Deducing the Hyundai nestled against the passenger door was very slightly further away than the Kia on the other side (albeit by a matter of millimetres), I decided this would be my point of attack.

Now, I’m not a large man. I’ll never make it as a sumo wrestler, no matter how much I dream. But, despite my legendary svelteness, entry proved impossible. I had about as much chance of fitting my pelvis through the gap as I’d have of sticking my fist up my left nostril.

I briefly considered stripping naked, covering myself in car wax and trying to slither myself in. But then I remembered I’d left the wax in the boot.

Ah, the boot. Why hadn’t I thought of that before?

Luckily, prescient chap that I am, I drive an estate. Also, fortunately for me, it was pointing the right way. I generally take great pride in reversing into my usual parking spot, which is perpendicular to a concrete wall. Had I done so this time, I’d have been scuppered.

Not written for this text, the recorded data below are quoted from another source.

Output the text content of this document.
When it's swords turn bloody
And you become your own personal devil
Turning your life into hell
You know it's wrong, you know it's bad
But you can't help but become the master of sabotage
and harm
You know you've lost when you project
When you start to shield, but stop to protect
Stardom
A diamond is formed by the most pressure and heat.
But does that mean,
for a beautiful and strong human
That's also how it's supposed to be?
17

But I’d been in a particularly mental fragile state that morning, even for me. In a befuddled haze, I’d sprayed shaving foam under my oxters instead of deodorant. My snotty-nosed son Turbo had used my only clean shirt as a hanky and I’d mistaken the box of dried catfood for cereal. I was a third of the way through a bowl of the stuff before realising my error. My bemused wife was in stitches. To make matters worse, I was late. I hate being late – sign of a weak character, so it is.

So pride went out the window and I trundled grumpily into the spot, head first. And head first is exactly how I eventually got in.

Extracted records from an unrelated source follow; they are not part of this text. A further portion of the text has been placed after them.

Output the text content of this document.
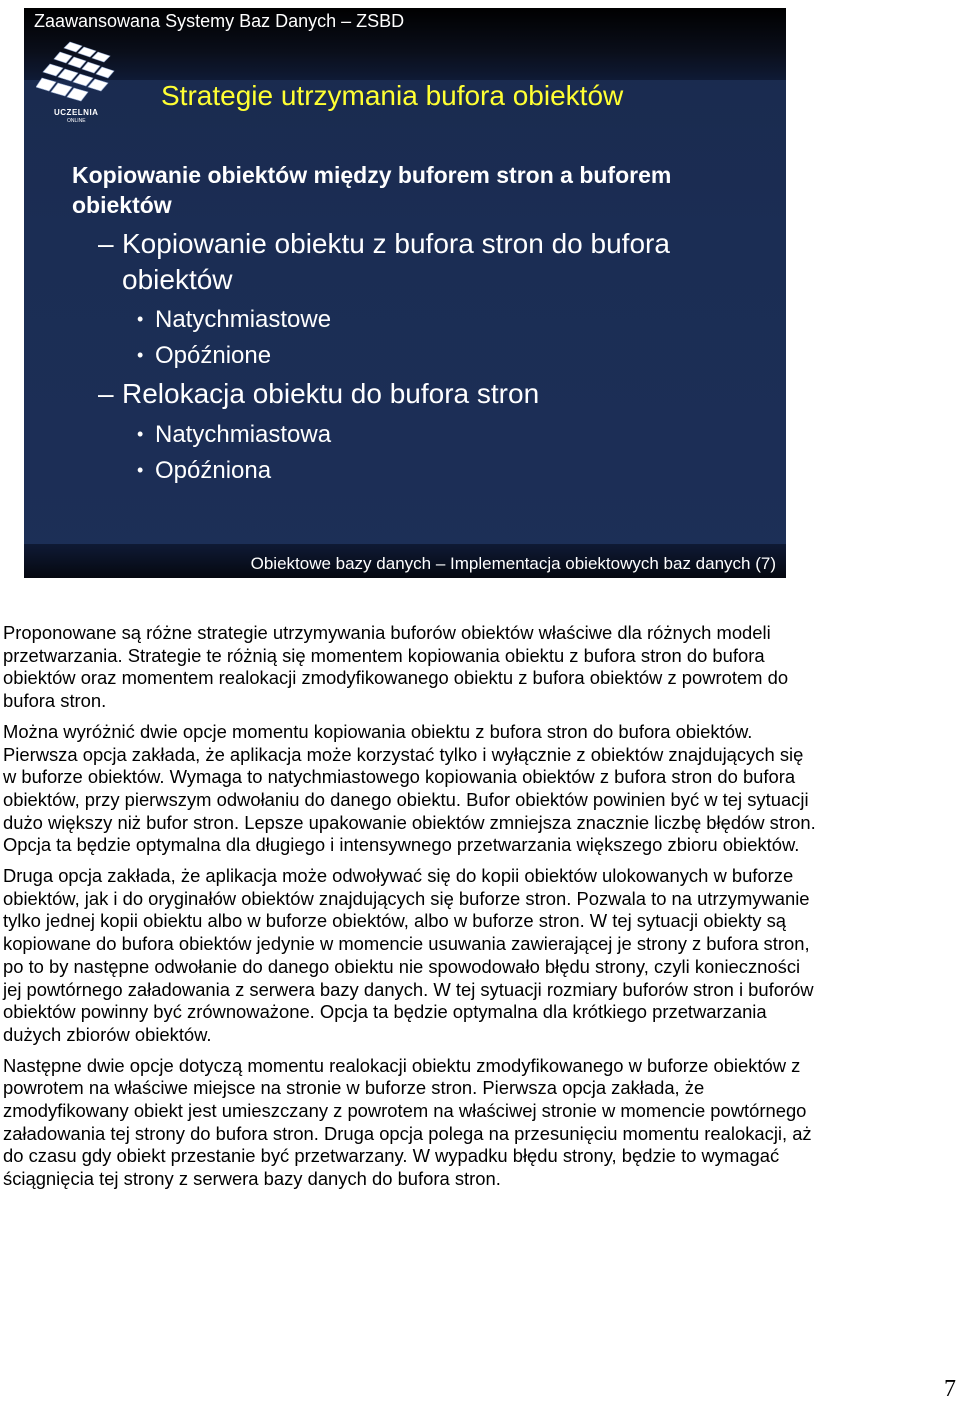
Zaawansowana Systemy Baz Danych – ZSBD
UCZELNIA
ONLINE
Strategie utrzymania bufora obiektów
Kopiowanie obiektów między buforem stron a buforem obiektów
– Kopiowanie obiektu z bufora stron do bufora obiektów
• Natychmiastowe
• Opóźnione
– Relokacja obiektu do bufora stron
• Natychmiastowa
• Opóźniona
Obiektowe bazy danych – Implementacja obiektowych baz danych (7)

Proponowane są różne strategie utrzymywania buforów obiektów właściwe dla różnych modeli przetwarzania. Strategie te różnią się momentem kopiowania obiektu z bufora stron do bufora obiektów oraz momentem realokacji zmodyfikowanego obiektu z bufora obiektów z powrotem do bufora stron.

Można wyróżnić dwie opcje momentu kopiowania obiektu z bufora stron do bufora obiektów. Pierwsza opcja zakłada, że aplikacja może korzystać tylko i wyłącznie z obiektów znajdujących się w buforze obiektów. Wymaga to natychmiastowego kopiowania obiektów z bufora stron do bufora obiektów, przy pierwszym odwołaniu do danego obiektu. Bufor obiektów powinien być w tej sytuacji dużo większy niż bufor stron. Lepsze upakowanie obiektów zmniejsza znacznie liczbę błędów stron. Opcja ta będzie optymalna dla długiego i intensywnego przetwarzania większego zbioru obiektów.

Druga opcja zakłada, że aplikacja może odwoływać się do kopii obiektów ulokowanych w buforze obiektów, jak i do oryginałów obiektów znajdujących się buforze stron. Pozwala to na utrzymywanie tylko jednej kopii obiektu albo w buforze obiektów, albo w buforze stron. W tej sytuacji obiekty są kopiowane do bufora obiektów jedynie w momencie usuwania zawierającej je strony z bufora stron, po to by następne odwołanie do danego obiektu nie spowodowało błędu strony, czyli konieczności jej powtórnego załadowania z serwera bazy danych. W tej sytuacji rozmiary buforów stron i buforów obiektów powinny być zrównoważone. Opcja ta będzie optymalna dla krótkiego przetwarzania dużych zbiorów obiektów.

Następne dwie opcje dotyczą momentu realokacji obiektu zmodyfikowanego w buforze obiektów z powrotem na właściwe miejsce na stronie w buforze stron. Pierwsza opcja zakłada, że zmodyfikowany obiekt jest umieszczany z powrotem na właściwej stronie w momencie powtórnego załadowania tej strony do bufora stron. Druga opcja polega na przesunięciu momentu realokacji, aż do czasu gdy obiekt przestanie być przetwarzany. W wypadku błędu strony, będzie to wymagać ściągnięcia tej strony z serwera bazy danych do bufora stron.

7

After wriggling through the tailgate and clambering over the seats, I ended up with my neck wedged under the steering wheel and the gearstick jutting into my unspeakables. Dignified? I cared not. I was in.

Driving off, I began to wonder when exactly it was that the vast proportion of the population lost the ability to park between white lines. It is some form of Darwinism that has passed me by?

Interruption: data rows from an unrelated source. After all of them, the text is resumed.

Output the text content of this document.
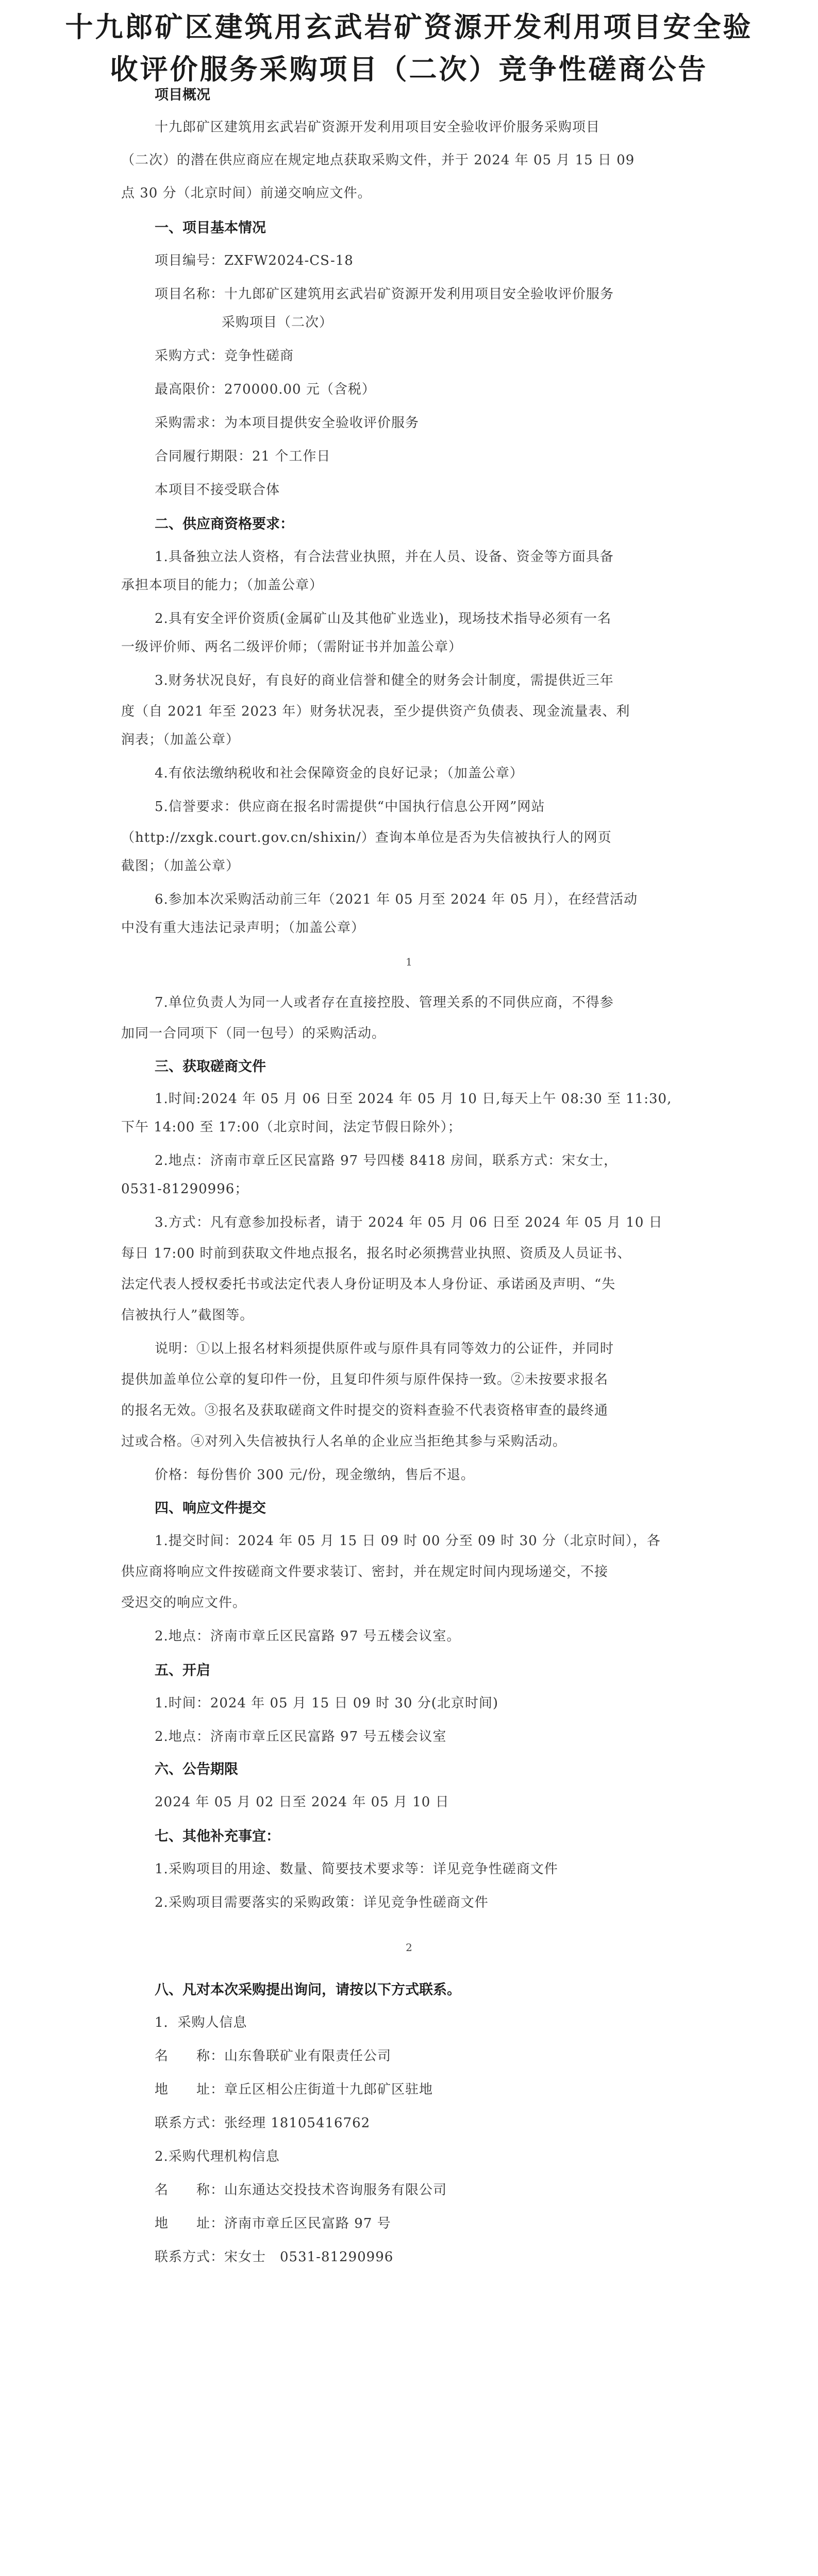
十九郎矿区建筑用玄武岩矿资源开发利用项目安全验
收评价服务采购项目（二次）竞争性磋商公告
项目概况
十九郎矿区建筑用玄武岩矿资源开发利用项目安全验收评价服务采购项目
（二次）的潜在供应商应在规定地点获取采购文件，并于 2024 年 05 月 15 日 09
点 30 分（北京时间）前递交响应文件。
一、项目基本情况
项目编号：ZXFW2024-CS-18
项目名称：十九郎矿区建筑用玄武岩矿资源开发利用项目安全验收评价服务
采购项目（二次）
采购方式：竞争性磋商
最高限价：270000.00 元（含税）
采购需求：为本项目提供安全验收评价服务
合同履行期限：21 个工作日
本项目不接受联合体
二、供应商资格要求：
1.具备独立法人资格，有合法营业执照，并在人员、设备、资金等方面具备
承担本项目的能力；（加盖公章）
2.具有安全评价资质(金属矿山及其他矿业选业)，现场技术指导必须有一名
一级评价师、两名二级评价师；（需附证书并加盖公章）
3.财务状况良好，有良好的商业信誉和健全的财务会计制度，需提供近三年
度（自 2021 年至 2023 年）财务状况表，至少提供资产负债表、现金流量表、利
润表；（加盖公章）
4.有依法缴纳税收和社会保障资金的良好记录；（加盖公章）
5.信誉要求：供应商在报名时需提供“中国执行信息公开网”网站
（http://zxgk.court.gov.cn/shixin/）查询本单位是否为失信被执行人的网页
截图；（加盖公章）
6.参加本次采购活动前三年（2021 年 05 月至 2024 年 05 月），在经营活动
中没有重大违法记录声明；（加盖公章）
1
7.单位负责人为同一人或者存在直接控股、管理关系的不同供应商，不得参
加同一合同项下（同一包号）的采购活动。
三、获取磋商文件
1.时间:2024 年 05 月 06 日至 2024 年 05 月 10 日,每天上午 08:30 至 11:30,
下午 14:00 至 17:00（北京时间，法定节假日除外）；
2.地点：济南市章丘区民富路 97 号四楼 8418 房间，联系方式：宋女士，
0531-81290996；
3.方式：凡有意参加投标者，请于 2024 年 05 月 06 日至 2024 年 05 月 10 日
每日 17:00 时前到获取文件地点报名，报名时必须携营业执照、资质及人员证书、
法定代表人授权委托书或法定代表人身份证明及本人身份证、承诺函及声明、“失
信被执行人”截图等。
说明：①以上报名材料须提供原件或与原件具有同等效力的公证件，并同时
提供加盖单位公章的复印件一份，且复印件须与原件保持一致。②未按要求报名
的报名无效。③报名及获取磋商文件时提交的资料查验不代表资格审查的最终通
过或合格。④对列入失信被执行人名单的企业应当拒绝其参与采购活动。
价格：每份售价 300 元/份，现金缴纳，售后不退。
四、响应文件提交
1.提交时间：2024 年 05 月 15 日 09 时 00 分至 09 时 30 分（北京时间），各
供应商将响应文件按磋商文件要求装订、密封，并在规定时间内现场递交，不接
受迟交的响应文件。
2.地点：济南市章丘区民富路 97 号五楼会议室。
五、开启
1.时间：2024 年 05 月 15 日 09 时 30 分(北京时间)
2.地点：济南市章丘区民富路 97 号五楼会议室
六、公告期限
2024 年 05 月 02 日至 2024 年 05 月 10 日
七、其他补充事宜：
1.采购项目的用途、数量、简要技术要求等：详见竞争性磋商文件
2.采购项目需要落实的采购政策：详见竞争性磋商文件
2
八、凡对本次采购提出询问，请按以下方式联系。
1．采购人信息
名　　称：山东鲁联矿业有限责任公司
地　　址：章丘区相公庄街道十九郎矿区驻地
联系方式：张经理 18105416762
2.采购代理机构信息
名　　称：山东通达交投技术咨询服务有限公司
地　　址：济南市章丘区民富路 97 号
联系方式：宋女士　0531-81290996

Parking is hardly difficult. A manatee with a hernia could master it, given a bit of training.

But it appears we rare few who can still do it are a dying breed as the human brain evolves to rely on cars so technologically advanced they’ve rendered driving skills redundant.

Skill? Pah. What need ye that for when you can buy a car that can park itself?

Now, I could probably still reverse a combine harvester into an eggcup without help. So does that mean I am lower down on the evolutionary scale than some halfwit in a Santa Fe with rear parking sensors?

If I had my way, white lines in car parks would be fitted with small landmines. Stray onto them, and you pay the ultimate price. How’s that for survival of the fittest?